The 5 Most Notorious Ghosts, Haunts and Urban Legends in Utica
With history in the Mohawk Valley of Upstate New York stretching back beyond the French and Indian Wars, our area is home to some notorious haunted locations. We’ve been exploring them with the help of the NY Shadowchasers. Here are the most thought provoking.
The bloody battle at Oriskany during the American Revolution cost the Americans 350 lives compared to just 65 Redcoats who perished during the British ambush attack. Among the rebel dead was General Nicholas Herkimer. Today the Oriskany Battlefield Monument stands tall over a serene field off of Route 69. The first CNY location on our list you wouldn’t want to be in after dark.
Old Main at the Utica Psychiatric Center was once on the vanguard in the treatment of mental health in the United States. Opened in 1843, the Main Building at the Utica State Hospital was the state’s first public mental health facility and the country as a whole. Among the inventions at Old Main was the Utica Crib, a confining cage used to subdue patients. The treatments, and perhaps torments, of thousands of souls who have passed through the building have surely leeched into the cold stone walls. The building, today looming over Court Street in West Utica stands shuttered and unused-a testament to a bygone era.
The hills west of Remsen are another hotbed of the paranormal in Central New York. Situated in the town of Steuben is the grave of Revolutionary War general Baron Von Steuben.

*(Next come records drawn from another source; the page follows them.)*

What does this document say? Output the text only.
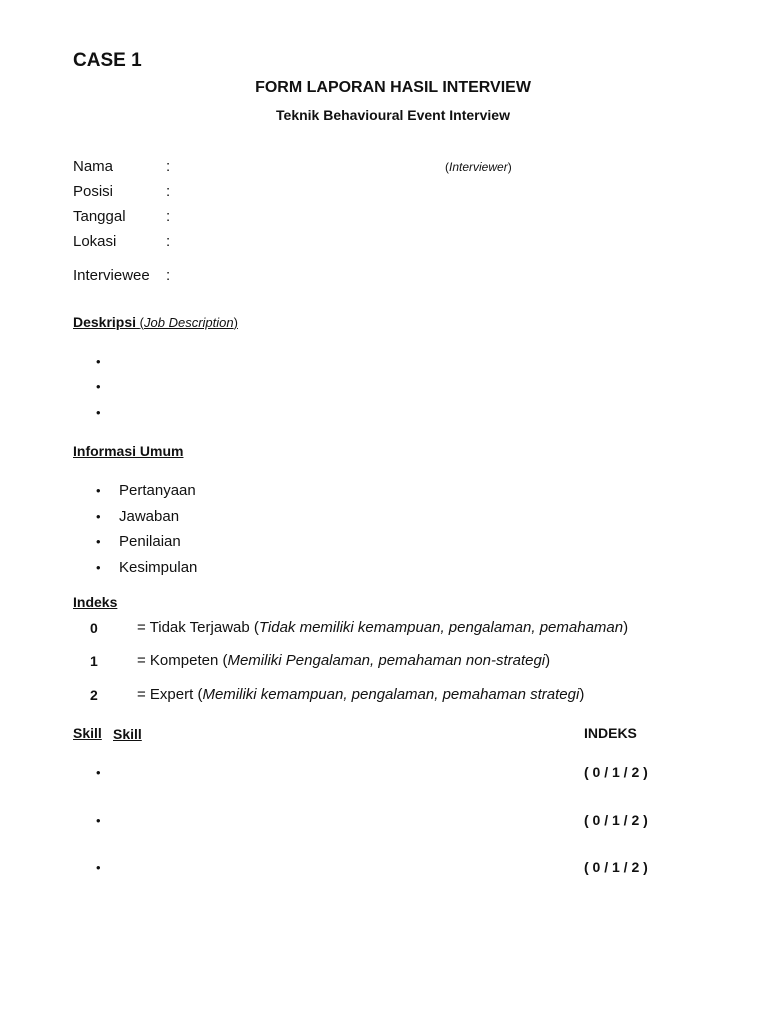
CASE 1
FORM LAPORAN HASIL INTERVIEW
Teknik Behavioural Event Interview
Nama	:	(Interviewer)
Posisi	:
Tanggal	:
Lokasi	:
Interviewee :
Deskripsi (Job Description)
•
•
•
Informasi Umum
• Pertanyaan
• Jawaban
• Penilaian
• Kesimpulan
Indeks
0	= Tidak Terjawab (Tidak memiliki kemampuan, pengalaman, pemahaman)
1	= Kompeten (Memiliki Pengalaman, pemahaman non-strategi)
2	= Expert (Memiliki kemampuan, pengalaman, pemahaman strategi)
Skill Skill	INDEKS
•	( 0 / 1 / 2 )
•	( 0 / 1 / 2 )
•	( 0 / 1 / 2 )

On the way to the Baron’s resting place is the Starr Hill Road cemetery. It’s home to one of the creepiest urban legends in the area: the rocking chair. There is a solitary rocking chair in the cemetery. Is it part of a memorial? A resting place for the sexton? Legend has it that death becomes those who dare rock in that chair.
The Erie Canal brought prosperity to Buffalo, Rochester, Syracuse, Rome and Utica in the mid 1800s. The waterway routed the commerce of Great Lakes shipping through the heart of the Empire State and south to New York City via the Hudson. The untold story of the canal is of the men who perished along the towpaths, and in the hotels and flophouses of the route.
Beardslee Castle near Little Falls reigns as the most notorious haunted location in Central New York. Unexplained apparitions, noises and temperature shifts that mark hauntings are all present at this bar and restaurant. The TAPS crew from ‘Ghost Hunters’ even paid a visit to Beardslee.